Cela a eu pour conséquence de me faire passer par la « voie royale » du parfait petit étudiant : allemand option anglais au collège, bac S, prépa et école de commerce. Je n’ai jamais eu le choix et je ne voulais pas prendre de décision à la place de mes parents, vu que j’avais toujours choisi de leur faire plaisir et de répondre à leurs rêves de réussite. Surtout sa réussite à elle – ma mère.
Dans la rue, ma mère adore me prendre par le bras. Ce qui a le don de me mettre un peu hors de moi car je ne les aime pas ces contacts. J’ai l’impression qu’il s’agit d’une pulsion de sa part visant à reprendre l’exclusivité sur ma petite personne, un moyen adulte de me prendre la main en somme.
Je suis d’ailleurs assez gênée par les gestes affectueux qu’elle se permet car après avoir vécu mon adolescence en mode méga-répulsif vis à vis de mes parents, ces rapprochements me font bizarre. Ou ai-je décidé que seul mon amoureux pouvait avoir des gestes tendres envers moi à présent ?
Le shopping est une activité que nous apprécions toutes les deux et que nous ne manquons pas de pratiquer ensemble. Mes goûts étant ce qu’ils sont (chic mais loin de l’esprit Marie-Chantal), j’ai parfois un peu de mal à faire comprendre à ma chère génitrice que oui, un 12 ème sac est indispensable (et c’est surtout bien mieux si c’est un Dreyfus) tout comme cette nouvelle couverture pour MacBook. Non, mon chien n’a pas besoin d’un plaid, merci.

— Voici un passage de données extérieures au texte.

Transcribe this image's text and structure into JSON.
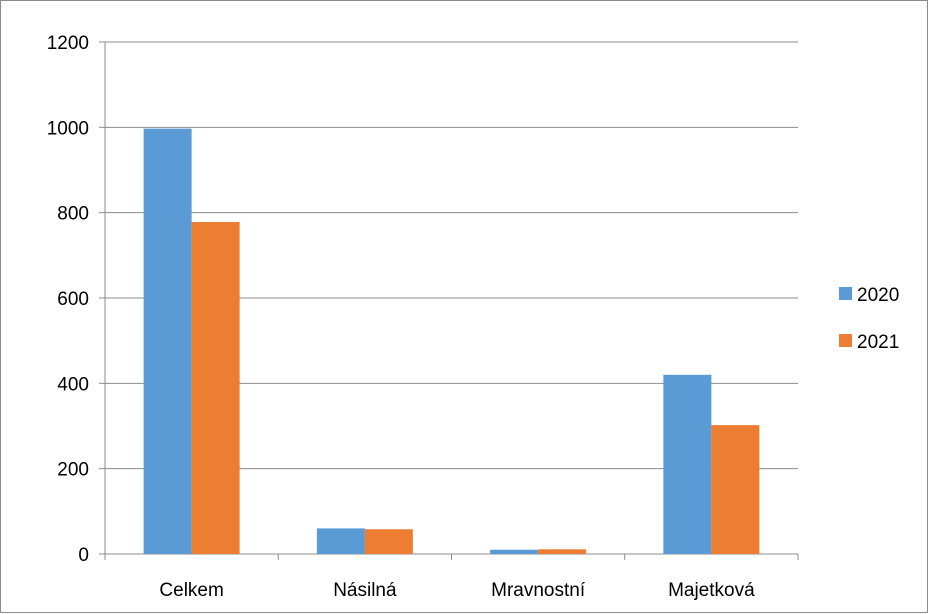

Confusion faite par ma mère entre Mabrouk de 30 millions d’amis et la marque à la pomme.
Je ne comprends toujours pas le réflexe avéré qu’elle a pour dénicher toujours des fringues qui ne me vont pas, rapport à mes quelques kilos en trop, pris après mon dernier chagrin d’amour. « Regarde cette adora-a-a-a-ble petite robe en soie poudré, elle t’irait à merveille au teint » me susurre-t-elle à l’oreille. Peine perdue, je sais par avance que je vais déjà me faire des pinçons qui font mal au moral rien qu’à la regarder. Et quand la séance d’essayage arrive, ce n’est que pour constater que oui, j’ai bien 10 kilos d’horrible masse adipeuse sur mes points de séduction stratégiques – et que de toute manière avec cette couleur c’est juste bon pour partir à une Dallas Party. Pas vraiment le top pour la vraie vie quoi. Ces choses étant dites, voilà que ma maternelle papillonne autour de moi, ajoutant une broche par ci, un escarpin par là – une vraie mère maquerelle de la fringue – et je termine lamentablement attifée comme un macaron ladurée : le chapeau, la robe à godets évasée en bas (partie macaron)– et le châle framboise en guise de confiture au milieu.
Ma mère n’a toujours pas compris que mon chien n’etait pas « ma fille » et qu’elle n’avait pas à lui refiler ses morceaux de steak – rapport qu’elle a fini par ne plus croire en Dukan.